Жена почтмейстера, которая знала в этом толк, уверяла, что она никогда не слыхала такой игры. И он пел при этом, правда, тихо и несмело, как бы стыдясь, но всё же без срывов и музыкально. Впрочем, и почтмейстерша тоже не могла петь, но это не мешало им музицировать и находить в этом усладу: она играла на рояле Моцарта, Гайдна, Бетховена, он на гитаре — песни, баллады, — одним словом, музыка и искусство даже на жалкой гитаре.
У него была привычка кокетничать своим пристрастием к вину: Хольм уверял, что он никогда не осмелится играть перед почтмейстершей, кроме как в состоянии, которое она должна извинить ему. Это было своего рода хвастовство, застенчивость, может быть, желание подчеркнуть, что он не буржуа. Он любил общество почтмейстерши: она долго жила среди художников и с ним хорошо ладила, они играли, говорили и смеялись, Хольм был на редкость занимателен. Он был пьян вовсе не всегда, скорее — редко, и если он иногда и приходил к ней, забежав перед тем к своему земляку Вендту в гостиницу, то не становился от этого менее красноречив или находчив, — наоборот. Впрочем, и фру не отставала, отнюдь нет, эта маленькая хорошенькая дама, гибкая, как ивовая ветвь.
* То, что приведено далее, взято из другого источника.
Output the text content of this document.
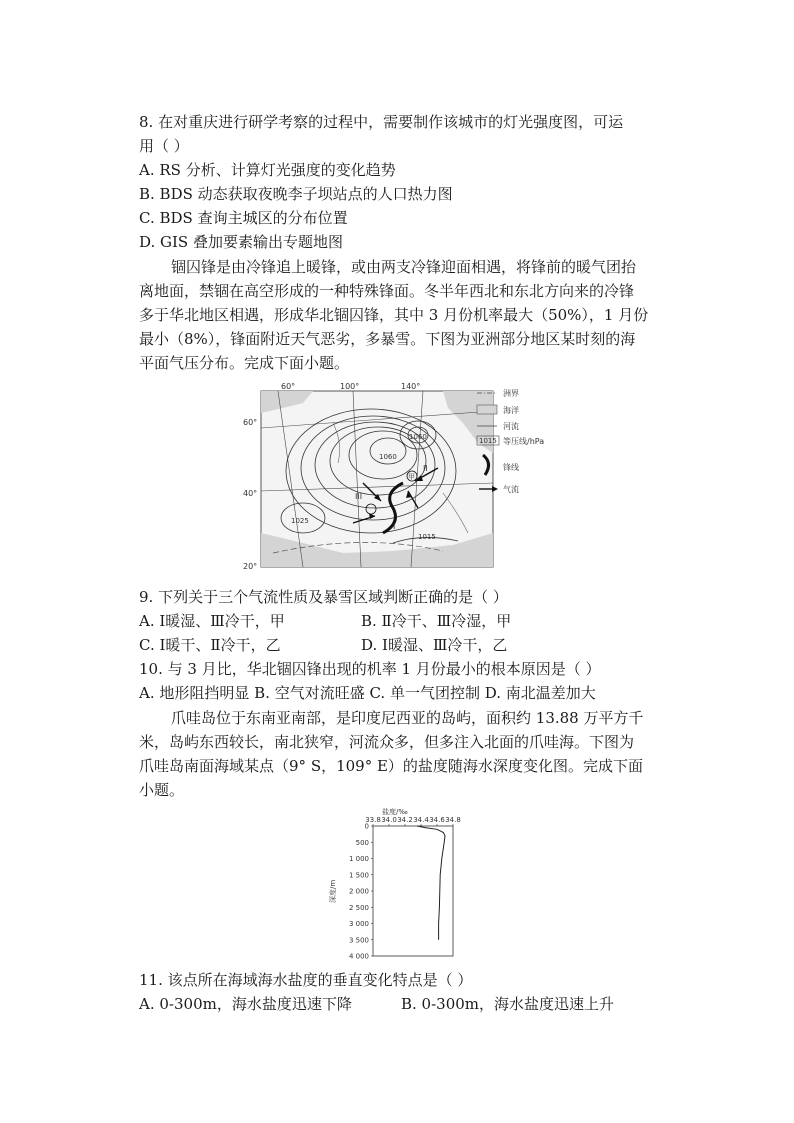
8. 在对重庆进行研学考察的过程中，需要制作该城市的灯光强度图，可运
用（ ）
A. RS 分析、计算灯光强度的变化趋势
B. BDS 动态获取夜晚李子坝站点的人口热力图
C. BDS 查询主城区的分布位置
D. GIS 叠加要素输出专题地图
锢囚锋是由冷锋追上暖锋，或由两支冷锋迎面相遇，将锋前的暖气团抬
离地面，禁锢在高空形成的一种特殊锋面。冬半年西北和东北方向来的冷锋
多于华北地区相遇，形成华北锢囚锋，其中 3 月份机率最大（50%），1 月份
最小（8%），锋面附近天气恶劣，多暴雪。下图为亚洲部分地区某时刻的海
平面气压分布。完成下面小题。
60°	100°	140°
60°
40°
20°
1060
1060
1025
1015
I
II
III
甲
洲界
海洋
河流
1015 等压线/hPa
锋线
气流
9. 下列关于三个气流性质及暴雪区域判断正确的是（ ）
A. Ⅰ暖湿、Ⅲ冷干，甲	B. Ⅱ冷干、Ⅲ冷湿，甲
C. Ⅰ暖干、Ⅱ冷干，乙	D. Ⅰ暖湿、Ⅲ冷干，乙
10. 与 3 月比，华北锢囚锋出现的机率 1 月份最小的根本原因是（ ）
A. 地形阻挡明显 B. 空气对流旺盛 C. 单一气团控制 D. 南北温差加大
爪哇岛位于东南亚南部，是印度尼西亚的岛屿，面积约 13.88 万平方千
米，岛屿东西较长，南北狭窄，河流众多，但多注入北面的爪哇海。下图为
爪哇岛南面海域某点（9° S，109° E）的盐度随海水深度变化图。完成下面
小题。
33.8 34.0 34.2 34.4 34.6 34.8
0
500
1 000
1 500
2 000
2 500
3 000
3 500
4 000
盐度/‰
深度/m
11. 该点所在海域海水盐度的垂直变化特点是（ ）
A. 0-300m，海水盐度迅速下降	B. 0-300m，海水盐度迅速上升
Они могли вести самый невероятный разговор, увлекаться флиртом, до того своеобразным, так долго играть с огнём, что, бог знает, пожалуй, мог бы возникнуть и пожар.
— Пожалуй, не без того, что я люблю вас, — говорил он, — но ведь вы же не захлопнете перед моим носом дверь по этой причине?
— Мне и в голову не придёт, — отвечала она.
— Да, потому что я ничтожество. И ведь моя наружность вас не соблазняет?
— О, нет! По-моему, мой муж красивее.
— Да, но он никуда не годится, — говорит Хольм, качая головой.
— Он любит меня.
— Да, я вас тоже люблю. Я подумываю, не начать ли мне делать пробор на затылке.
— Ну, нет! Нет, в таком случае я вас предпочту таким, каков вы теперь.